Wildcard are BC.Game Masters Championship Season 2 champions. The American-majority squad swept through Vila Nova de Gaia without a single playoff loss and took down FOKUS 2-1 in Sunday’s grand final to claim $30,000 and 75 VRS points that vaulted them from #35 to #27 in the global rankings.
That number matters more than the trophy. Wildcard are now the highest-ranked NA team in the Valve Regional Standings, and the June 1 VRS snapshot will almost certainly hand them an Americas invite to the Esports World Cup in Paris. Liquid, once the default NA representative, have fallen out of the race entirely after weeks of freefall. VRS analyst Udknud confirmed that Liquid needed just one more Tier 1 match win at CS Asia Championships or IEM Atlanta to lock their spot. They never got it.
The grand final opened on FOKUS’s pick, Inferno, where nEMANHA posted a 1.50 rating and led Wildcard to a 9-3 half that never looked in danger. The map closed 13-7. FOKUS punched back on Dust2, stealing Wildcard’s own pick 13-10 behind volt‘s absurd 2.07-rated T side. The decider landed on Nuke, and FOKUS jumped out to a 5-0 lead before Wildcard flipped a switch. Once the full buys started rolling, FOKUS had no answers. 13-6.
HexT finished as the highest-rated player across the series at 1.37, with reck posting a 2.19 CT-side rating on the Nuke decider. This roster started the year outside the top 100 in VRS. Three events later, they own the region.
The unbeaten playoff run through Inner Circle, Acend, and a 2-0 sweep of FOKUS in the upper bracket final meant Wildcard entered the grand final with a cushion and a read on their opponents. That read showed: they’d already demolished FOKUS 13-3 on Inferno days earlier and adapted their approach for the rematch.
What This Means for NA and EWC
Wildcard’s rise coincides with the collapse of every other NA contender at the Tier 2 level. NRG dropped from the top 20 all the way to #50 in VRS and are completely out of the EWC invite race, per Udknud. The Americas will send M80 and Wildcard on regional invites, with Liquid left to fight through Open Qualifiers in Paris if they want in.
The IEM Cologne Major is next on the calendar, and Wildcard won’t be there. But HexT told HLTV after the win that the team knew from the start they’d have to grind their way up through smaller events: “We can buy our way into events and play those smaller events. This one isn’t really that small, but we can play these events and work our way up.” That approach is paying off faster than anyone projected.

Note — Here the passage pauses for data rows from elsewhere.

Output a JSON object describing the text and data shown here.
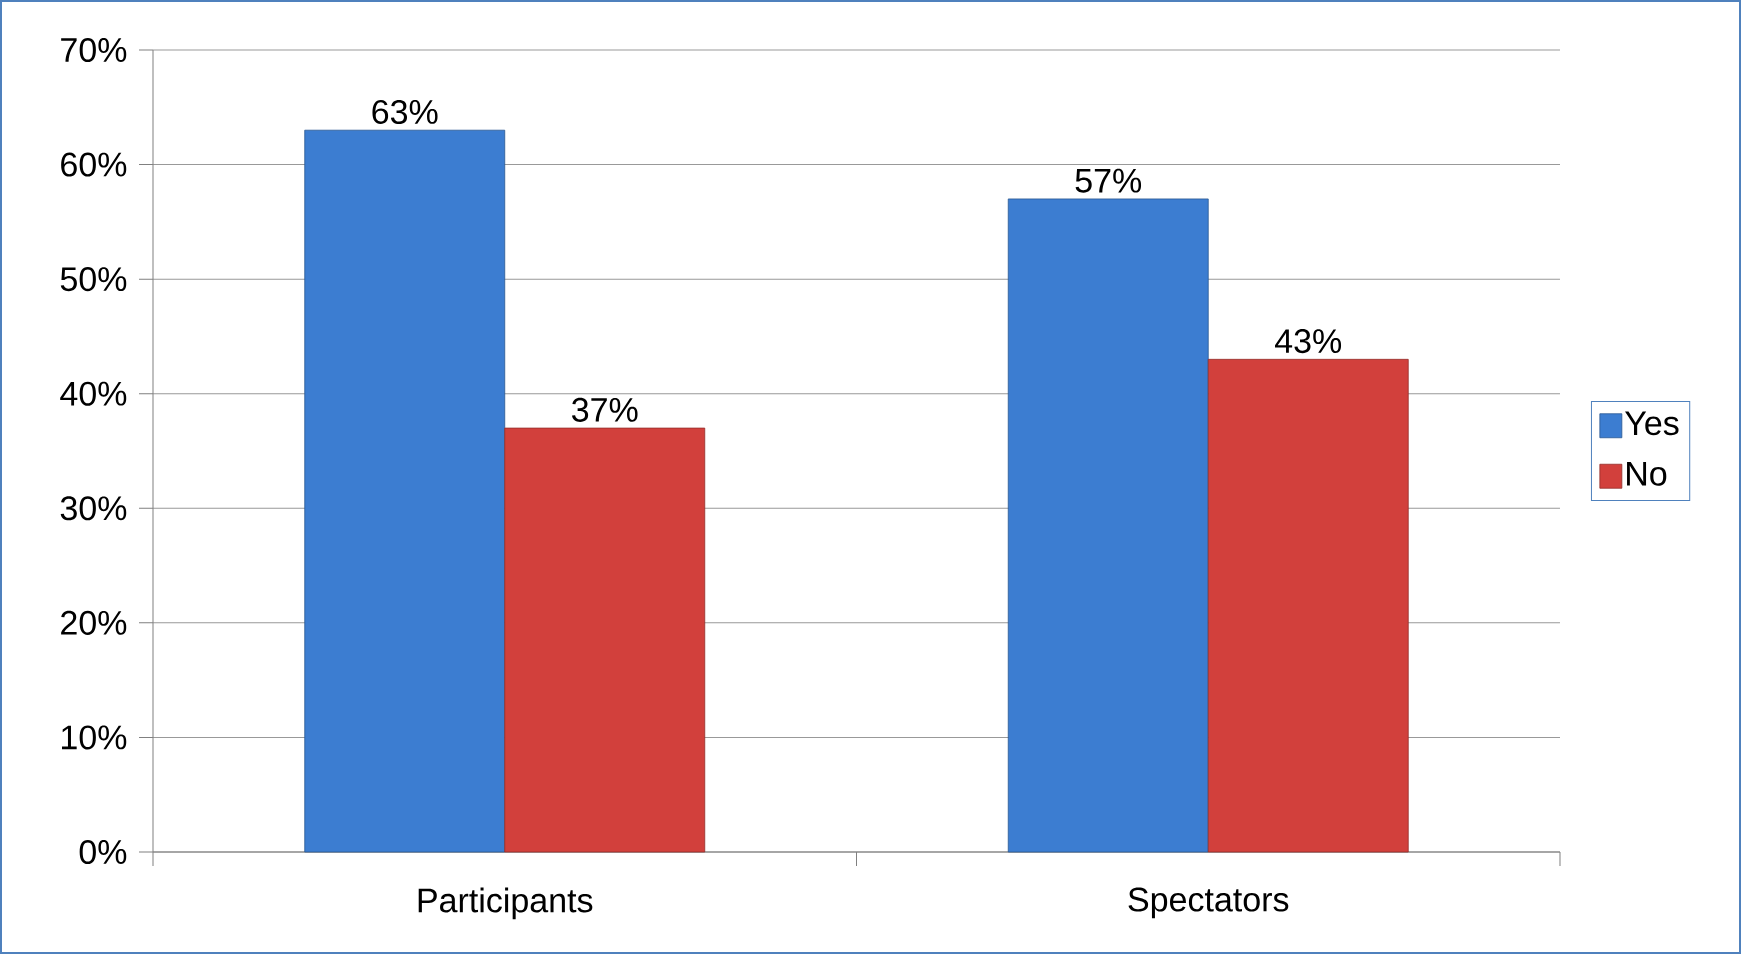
{
  "chart_data": {
    "type": "bar",
    "categories": [
      "Participants",
      "Spectators"
    ],
    "series": [
      {
        "name": "Yes",
        "color": "#3c7dd1",
        "values": [
          63,
          57
        ],
        "value_labels": [
          "63%",
          "57%"
        ]
      },
      {
        "name": "No",
        "color": "#d2403c",
        "values": [
          37,
          43
        ],
        "value_labels": [
          "37%",
          "43%"
        ]
      }
    ],
    "ylim": [
      0,
      70
    ],
    "yticks": [
      {
        "value": 0,
        "label": "0%"
      },
      {
        "value": 10,
        "label": "10%"
      },
      {
        "value": 20,
        "label": "20%"
      },
      {
        "value": 30,
        "label": "30%"
      },
      {
        "value": 40,
        "label": "40%"
      },
      {
        "value": 50,
        "label": "50%"
      },
      {
        "value": 60,
        "label": "60%"
      },
      {
        "value": 70,
        "label": "70%"
      }
    ],
    "grid": "y",
    "legend": "right"
  }
}
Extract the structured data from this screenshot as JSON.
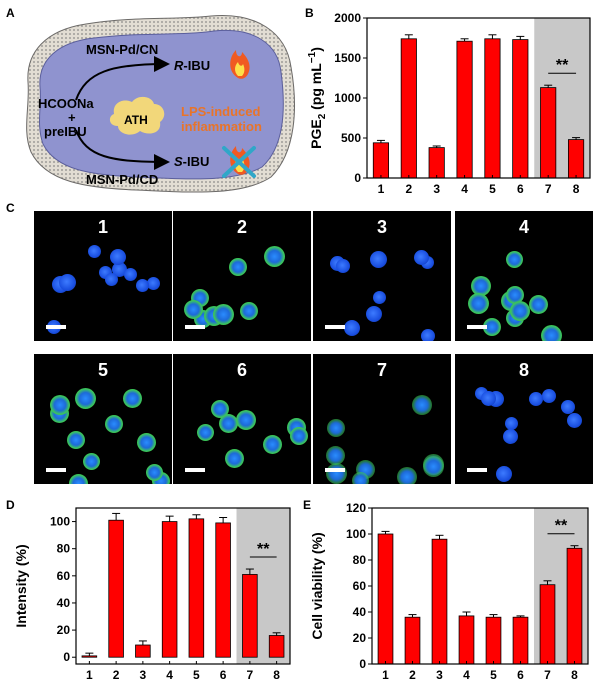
{
  "panels": {
    "A": {
      "letter": "A",
      "reagent_line1": "HCOONa",
      "reagent_plus": "+",
      "reagent_line2": "preIBU",
      "catalyst_top": "MSN-Pd/CN",
      "catalyst_bottom": "MSN-Pd/CD",
      "product_top_prefix": "R",
      "product_top_suffix": "-IBU",
      "product_bottom_prefix": "S",
      "product_bottom_suffix": "-IBU",
      "center_label": "ATH",
      "effect_line1": "LPS-induced",
      "effect_line2": "inflammation",
      "colors": {
        "cell_fill": "#8f93cf",
        "membrane": "#d8d2c8",
        "ath": "#f2d77a",
        "effect_text": "#e8742a",
        "flame": "#f05a22"
      }
    },
    "B": {
      "letter": "B"
    },
    "C": {
      "letter": "C",
      "images": [
        {
          "label": "1",
          "green": 0.0
        },
        {
          "label": "2",
          "green": 1.0
        },
        {
          "label": "3",
          "green": 0.1
        },
        {
          "label": "4",
          "green": 1.0
        },
        {
          "label": "5",
          "green": 1.0
        },
        {
          "label": "6",
          "green": 1.0
        },
        {
          "label": "7",
          "green": 0.6
        },
        {
          "label": "8",
          "green": 0.15
        }
      ]
    },
    "D": {
      "letter": "D"
    },
    "E": {
      "letter": "E"
    }
  },
  "chart_data": [
    {
      "panel": "B",
      "type": "bar",
      "categories": [
        "1",
        "2",
        "3",
        "4",
        "5",
        "6",
        "7",
        "8"
      ],
      "values": [
        440,
        1740,
        380,
        1710,
        1740,
        1730,
        1130,
        480
      ],
      "errors": [
        30,
        50,
        20,
        30,
        50,
        40,
        30,
        25
      ],
      "ylabel": "PGE2 (pg mL-1)",
      "ylabel_main": "PGE",
      "ylabel_sub": "2",
      "ylabel_unit_pre": " (pg mL",
      "ylabel_unit_sup": "−1",
      "ylabel_unit_post": ")",
      "ylim": [
        0,
        2000
      ],
      "yticks": [
        "0",
        "500",
        "1000",
        "1500",
        "2000"
      ],
      "highlight_categories": [
        "7",
        "8"
      ],
      "significance": "**",
      "bar_color": "#ff0000",
      "highlight_color": "#c8c8c8"
    },
    {
      "panel": "D",
      "type": "bar",
      "categories": [
        "1",
        "2",
        "3",
        "4",
        "5",
        "6",
        "7",
        "8"
      ],
      "values": [
        1,
        101,
        9,
        100,
        102,
        99,
        61,
        16
      ],
      "errors": [
        2,
        5,
        3,
        4,
        3,
        4,
        4,
        2
      ],
      "ylabel": "Intensity (%)",
      "ylim": [
        -5,
        110
      ],
      "yticks": [
        "0",
        "20",
        "40",
        "60",
        "80",
        "100"
      ],
      "highlight_categories": [
        "7",
        "8"
      ],
      "significance": "**",
      "bar_color": "#ff0000",
      "highlight_color": "#c8c8c8"
    },
    {
      "panel": "E",
      "type": "bar",
      "categories": [
        "1",
        "2",
        "3",
        "4",
        "5",
        "6",
        "7",
        "8"
      ],
      "values": [
        100,
        36,
        96,
        37,
        36,
        36,
        61,
        89
      ],
      "errors": [
        2,
        2,
        3,
        3,
        2,
        1,
        3,
        2
      ],
      "ylabel": "Cell viability (%)",
      "ylim": [
        0,
        120
      ],
      "yticks": [
        "0",
        "20",
        "40",
        "60",
        "80",
        "100",
        "120"
      ],
      "highlight_categories": [
        "7",
        "8"
      ],
      "significance": "**",
      "bar_color": "#ff0000",
      "highlight_color": "#c8c8c8"
    }
  ]
}
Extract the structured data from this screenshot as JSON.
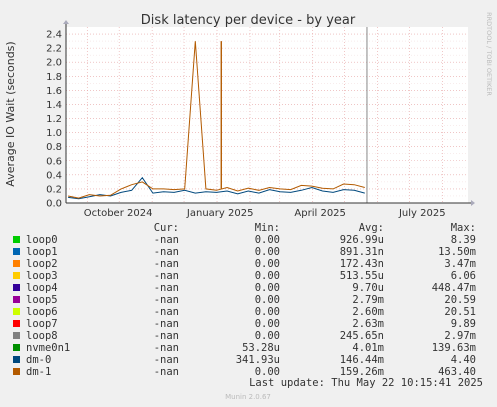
{
  "chart_data": {
    "type": "line",
    "title": "Disk latency per device - by year",
    "ylabel": "Average IO Wait (seconds)",
    "side_label": "RRDTOOL / TOBI OETIKER",
    "x_ticks": [
      "October 2024",
      "January 2025",
      "April 2025",
      "July 2025"
    ],
    "y_ticks": [
      "0.0",
      "0.2",
      "0.4",
      "0.6",
      "0.8",
      "1.0",
      "1.2",
      "1.4",
      "1.6",
      "1.8",
      "2.0",
      "2.2",
      "2.4"
    ],
    "ylim": [
      0,
      2.5
    ],
    "x_range": [
      "2024-08-12",
      "2025-08-25"
    ],
    "grid": true,
    "spike": {
      "date": "2025-01-05",
      "value": 2.3,
      "series": "dm-1"
    },
    "now_marker_date": "2025-05-22",
    "series_values": [
      {
        "name": "dm-0",
        "values": [
          0.08,
          0.06,
          0.09,
          0.12,
          0.1,
          0.15,
          0.18,
          0.36,
          0.14,
          0.16,
          0.15,
          0.18,
          0.14,
          0.16,
          0.15,
          0.17,
          0.13,
          0.17,
          0.14,
          0.19,
          0.16,
          0.15,
          0.18,
          0.22,
          0.17,
          0.15,
          0.19,
          0.18,
          0.14
        ]
      },
      {
        "name": "dm-1",
        "values": [
          0.1,
          0.07,
          0.12,
          0.1,
          0.11,
          0.2,
          0.26,
          0.3,
          0.2,
          0.2,
          0.19,
          0.2,
          2.3,
          0.2,
          0.18,
          0.22,
          0.17,
          0.21,
          0.18,
          0.22,
          0.2,
          0.19,
          0.25,
          0.24,
          0.21,
          0.2,
          0.27,
          0.26,
          0.22
        ]
      }
    ],
    "legend_header": {
      "cur": "Cur:",
      "min": "Min:",
      "avg": "Avg:",
      "max": "Max:"
    },
    "legend": [
      {
        "name": "loop0",
        "color": "#00cc00",
        "cur": "-nan",
        "min": "0.00",
        "avg": "926.99u",
        "max": "8.39"
      },
      {
        "name": "loop1",
        "color": "#0066b3",
        "cur": "-nan",
        "min": "0.00",
        "avg": "891.31n",
        "max": "13.50m"
      },
      {
        "name": "loop2",
        "color": "#ff8000",
        "cur": "-nan",
        "min": "0.00",
        "avg": "172.43n",
        "max": "3.47m"
      },
      {
        "name": "loop3",
        "color": "#ffcc00",
        "cur": "-nan",
        "min": "0.00",
        "avg": "513.55u",
        "max": "6.06"
      },
      {
        "name": "loop4",
        "color": "#330099",
        "cur": "-nan",
        "min": "0.00",
        "avg": "9.70u",
        "max": "448.47m"
      },
      {
        "name": "loop5",
        "color": "#990099",
        "cur": "-nan",
        "min": "0.00",
        "avg": "2.79m",
        "max": "20.59"
      },
      {
        "name": "loop6",
        "color": "#ccff00",
        "cur": "-nan",
        "min": "0.00",
        "avg": "2.60m",
        "max": "20.51"
      },
      {
        "name": "loop7",
        "color": "#ff0000",
        "cur": "-nan",
        "min": "0.00",
        "avg": "2.63m",
        "max": "9.89"
      },
      {
        "name": "loop8",
        "color": "#808080",
        "cur": "-nan",
        "min": "0.00",
        "avg": "245.65n",
        "max": "2.97m"
      },
      {
        "name": "nvme0n1",
        "color": "#008f00",
        "cur": "-nan",
        "min": "53.28u",
        "avg": "4.01m",
        "max": "139.63m"
      },
      {
        "name": "dm-0",
        "color": "#00487d",
        "cur": "-nan",
        "min": "341.93u",
        "avg": "146.44m",
        "max": "4.40"
      },
      {
        "name": "dm-1",
        "color": "#b35a00",
        "cur": "-nan",
        "min": "0.00",
        "avg": "159.26m",
        "max": "463.40"
      }
    ],
    "last_update": "Last update: Thu May 22 10:15:41 2025",
    "footer": "Munin 2.0.67"
  }
}
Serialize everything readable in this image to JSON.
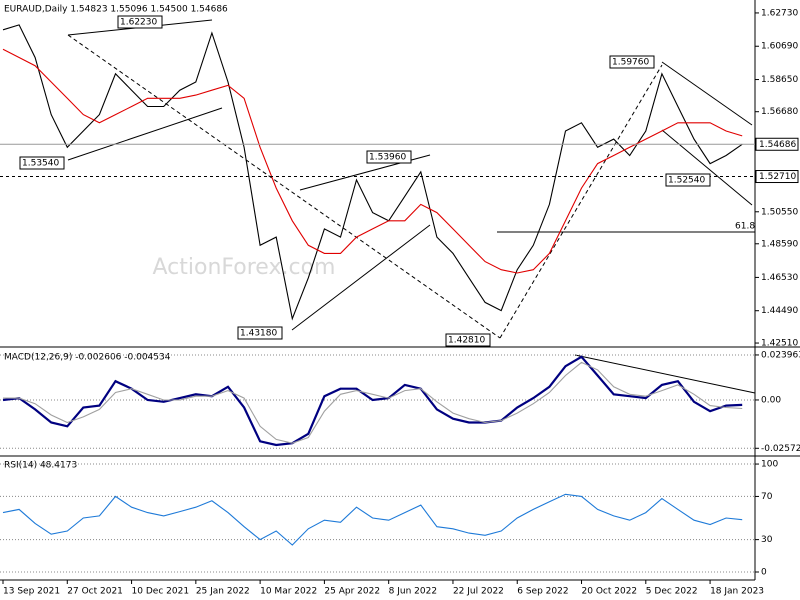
{
  "chart_data": [
    {
      "type": "line",
      "title": "EURAUD,Daily  1.54823 1.55096 1.54500 1.54686",
      "watermark": "ActionForex.com",
      "categories": [
        "13 Sep 2021",
        null,
        null,
        null,
        "27 Oct 2021",
        null,
        null,
        null,
        "10 Dec 2021",
        null,
        null,
        null,
        "25 Jan 2022",
        null,
        null,
        null,
        "10 Mar 2022",
        null,
        null,
        null,
        "25 Apr 2022",
        null,
        null,
        null,
        "8 Jun 2022",
        null,
        null,
        null,
        "22 Jul 2022",
        null,
        null,
        null,
        "6 Sep 2022",
        null,
        null,
        null,
        "20 Oct 2022",
        null,
        null,
        null,
        "5 Dec 2022",
        null,
        null,
        null,
        "18 Jan 2023",
        null,
        null
      ],
      "series": [
        {
          "color": "#000000",
          "values": [
            1.617,
            1.62,
            1.6,
            1.565,
            1.545,
            1.555,
            1.565,
            1.59,
            1.58,
            1.57,
            1.57,
            1.58,
            1.585,
            1.615,
            1.585,
            1.545,
            1.485,
            1.49,
            1.44,
            1.465,
            1.495,
            1.49,
            1.525,
            1.505,
            1.5,
            1.515,
            1.53,
            1.49,
            1.48,
            1.465,
            1.45,
            1.445,
            1.47,
            1.485,
            1.51,
            1.555,
            1.56,
            1.545,
            1.55,
            1.54,
            1.555,
            1.59,
            1.57,
            1.55,
            1.535,
            1.54,
            1.54686
          ]
        },
        {
          "color": "#e00000",
          "values": [
            1.605,
            1.6,
            1.595,
            1.585,
            1.575,
            1.565,
            1.56,
            1.565,
            1.57,
            1.575,
            1.575,
            1.575,
            1.577,
            1.58,
            1.583,
            1.575,
            1.545,
            1.52,
            1.5,
            1.485,
            1.48,
            1.48,
            1.49,
            1.495,
            1.5,
            1.5,
            1.51,
            1.505,
            1.495,
            1.485,
            1.475,
            1.47,
            1.468,
            1.47,
            1.48,
            1.5,
            1.52,
            1.535,
            1.54,
            1.545,
            1.55,
            1.555,
            1.56,
            1.56,
            1.56,
            1.555,
            1.552
          ]
        }
      ],
      "ylim": [
        1.4239,
        1.634
      ],
      "yticks": [
        {
          "value": 1.6273,
          "label": "1.62730"
        },
        {
          "value": 1.6069,
          "label": "1.60690"
        },
        {
          "value": 1.5865,
          "label": "1.58650"
        },
        {
          "value": 1.5668,
          "label": "1.56680"
        },
        {
          "value": 1.5055,
          "label": "1.50550"
        },
        {
          "value": 1.4859,
          "label": "1.48590"
        },
        {
          "value": 1.4653,
          "label": "1.46530"
        },
        {
          "value": 1.4449,
          "label": "1.44490"
        },
        {
          "value": 1.4251,
          "label": "1.42510"
        }
      ],
      "markers": [
        {
          "value": 1.54686,
          "label": "1.54686"
        },
        {
          "value": 1.5271,
          "label": "1.52710"
        }
      ],
      "annotations": [
        "1.62230",
        "1.53540",
        "1.53960",
        "1.43180",
        "1.42810",
        "1.59760",
        "1.52540",
        "61.8"
      ]
    },
    {
      "type": "line",
      "title": "MACD(12,26,9) -0.002606 -0.004534",
      "series": [
        {
          "color": "#000080",
          "values": [
            0.0,
            0.001,
            -0.005,
            -0.012,
            -0.014,
            -0.004,
            -0.003,
            0.01,
            0.006,
            0.0,
            -0.001,
            0.001,
            0.003,
            0.002,
            0.007,
            -0.004,
            -0.022,
            -0.024,
            -0.023,
            -0.018,
            0.002,
            0.006,
            0.006,
            0.0,
            0.001,
            0.008,
            0.006,
            -0.005,
            -0.01,
            -0.012,
            -0.012,
            -0.011,
            -0.004,
            0.001,
            0.007,
            0.018,
            0.023,
            0.013,
            0.003,
            0.002,
            0.001,
            0.008,
            0.01,
            -0.001,
            -0.006,
            -0.003,
            -0.002606
          ]
        },
        {
          "color": "#a0a0a0",
          "values": [
            0.001,
            0.001,
            -0.002,
            -0.008,
            -0.012,
            -0.009,
            -0.005,
            0.004,
            0.006,
            0.003,
            0.0,
            0.0,
            0.002,
            0.002,
            0.005,
            0.001,
            -0.014,
            -0.021,
            -0.023,
            -0.02,
            -0.006,
            0.003,
            0.005,
            0.003,
            0.001,
            0.005,
            0.006,
            -0.001,
            -0.007,
            -0.01,
            -0.012,
            -0.011,
            -0.007,
            -0.002,
            0.004,
            0.013,
            0.02,
            0.016,
            0.007,
            0.003,
            0.002,
            0.005,
            0.008,
            0.003,
            -0.003,
            -0.004,
            -0.004534
          ]
        }
      ],
      "ylim": [
        -0.0293,
        0.0266
      ],
      "yticks": [
        0.023963,
        {
          "value": 0,
          "label": "0.00"
        },
        -0.025726
      ]
    },
    {
      "type": "line",
      "title": "RSI(14) 48.4173",
      "series": [
        {
          "color": "#1e7ad8",
          "values": [
            55,
            58,
            45,
            35,
            38,
            50,
            52,
            70,
            60,
            55,
            52,
            56,
            60,
            66,
            55,
            42,
            30,
            38,
            25,
            40,
            48,
            46,
            60,
            50,
            48,
            55,
            62,
            42,
            40,
            36,
            34,
            38,
            50,
            58,
            65,
            72,
            70,
            58,
            52,
            48,
            55,
            68,
            58,
            48,
            44,
            50,
            48.4173
          ]
        }
      ],
      "ylim": [
        -7.4,
        105.6
      ],
      "yticks": [
        100,
        70,
        30,
        0
      ]
    }
  ]
}
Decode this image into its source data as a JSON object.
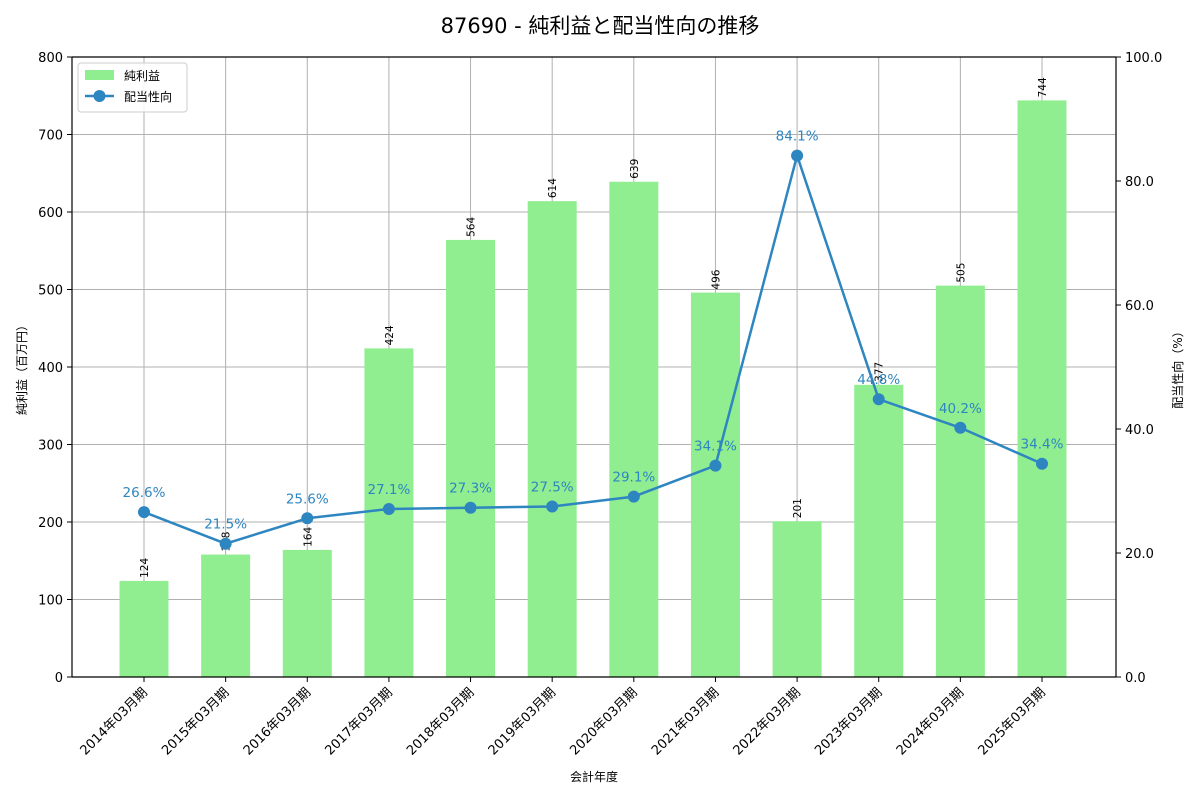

nEMANHA‘s signing in March looked like an experiment. A Serbian IGL on a majority-American roster, calling around himself with enough firepower to back it up. Three months in, the experiment is producing results that the rest of NA can’t match. Wildcard play proper CS: trading, utility usage, positioning, patience. Watch any other NA team for 30 minutes and the gap becomes obvious.
BC.Game Masters Championship Season 2 Final Standings
| Place | Team | Prize |
| 1st | Wildcard | $30,000 |
| 2nd | FOKUS | $10,000 |
| 3rd | Inner Circle | $5,000 |
| 4th | Acend | $2,000 |
| 5-6th | Sharks | $1,000 |
| 5-6th | Betclic | $1,000 |
| 7-8th | Gaimin Gladiators | $500 |
| 7-8th | Rebels | $500 |
Wildcard’s next move will define whether this run translates into sustained Tier 1 relevance. The VRS points are banked. The EWC slot is all but locked. Now they need to prove the same formula works against teams ranked above them, not below.